Posts Tagged ‘speculative games of rich classes’
Most of us, we barely manage for our salary to meet the weekly expenses and we surviving day in day out. The lot of us think that the speculative games of the rich classes with currency trading is none of our concern. When foodstuff prices increase (never to come down again), when utility bills increase so that a government pays a public debt due soon, and when most products and services (you are made to badly need) have increased while the paycheck has been pretty “stable” for two decades then, you feel lost: The first thing that comes to your mind is that wholesalers are retaining the goods in warehouses so that demand upset offer.

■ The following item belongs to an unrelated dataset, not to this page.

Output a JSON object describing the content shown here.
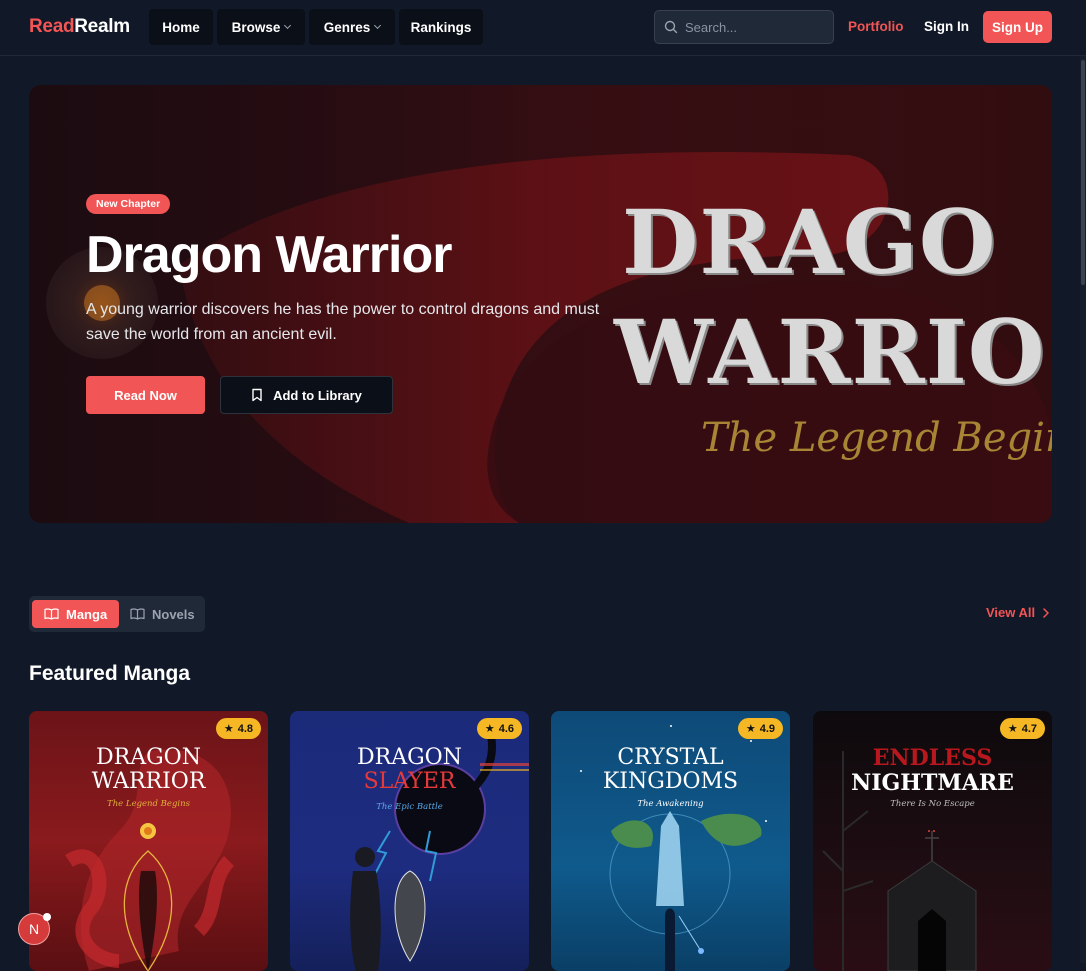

When your currency devalue, foreign merchants buy your export products to selling them to markets with over-valued currencies, and thus, making two kinds of profit: One profit generated from difference in currency values and the other profit from trading the goods. Wholesalers prefer to sell their products, in periods of poor rate of production, to buyers with stronger currencies than yours and also profiting in two ways.
However, if instead of foreign merchants making good use of your devalued currency, it is your rich citizens who are borrowing most of the money from your banks at reduced interest rates in order to transfer and deposit the money in foreign banks with high interest rate of returns then, you know that your economy is in terrible shape. The money you deposited in the banks and the money that your government infused in the banks (your tax money) are not made to circulate to enhancing internal trade and supporting family and small enterprises but to enriching the richest classes quickly through financial speculation.
Consequently, when banks prefer to lend money to the rich (their own people of the financial oligarchy) you will be unable to borrow money to maintaining and developing your family enterprise; thus, the national production diminishes and it can no longer match with demand; the wholesalers tend to sell to buyers with stronger currencies and making substantial profits.
Currently, the US is emulating England by printing money that internal trade does not need, but that the rich classes want to trading on stronger currencies in Brazil, India, Turkey, South Africa, and Russia with much higher interest rates. Excessive printing of “useless money” for the common people and for the internal trade is labelled “financial quantitative easing” mechanism. The financial “quantitative easing” mechanism is simply meant for encouraging the international financial institutions to speculating on stronger currencies and ruining healthy emerging economies.
If you know that financial transactions around the world amount to 5 trillion per day (more than what all the global States managed to saving per year), and is cumulated with the irony that 95% of these transactions are speculative in nature versus 5% for exchanging goods then, you know that healthy commerce in goods and services (other than financial gimmicks) are not going to increase the standard of your living or anyone among the common people on earth.
When the US starts the printing press of money full blast while the internal market is flooded with unused liquidity by the common people then, every normal citizen should brace for the worst case scenario: The common people will end up paying the tab for all the speculative transactions trafficked by the richer classes overseas. The US is not printing money to enhancing internal market trade or to encouraging small enterprises to get going.
By the time currency speculation war destabilizes world financial mechanism, the real tragedy will be felt by every one around the globe. The only exit left, to resolving the excesses of jobless lower middle-income people among the superpowers, would be to arranging for a global war against common creditor enemies with rich reserves in natural raw materials. This cycle never failed so far, regardless of international institutions erected to ward off global wars.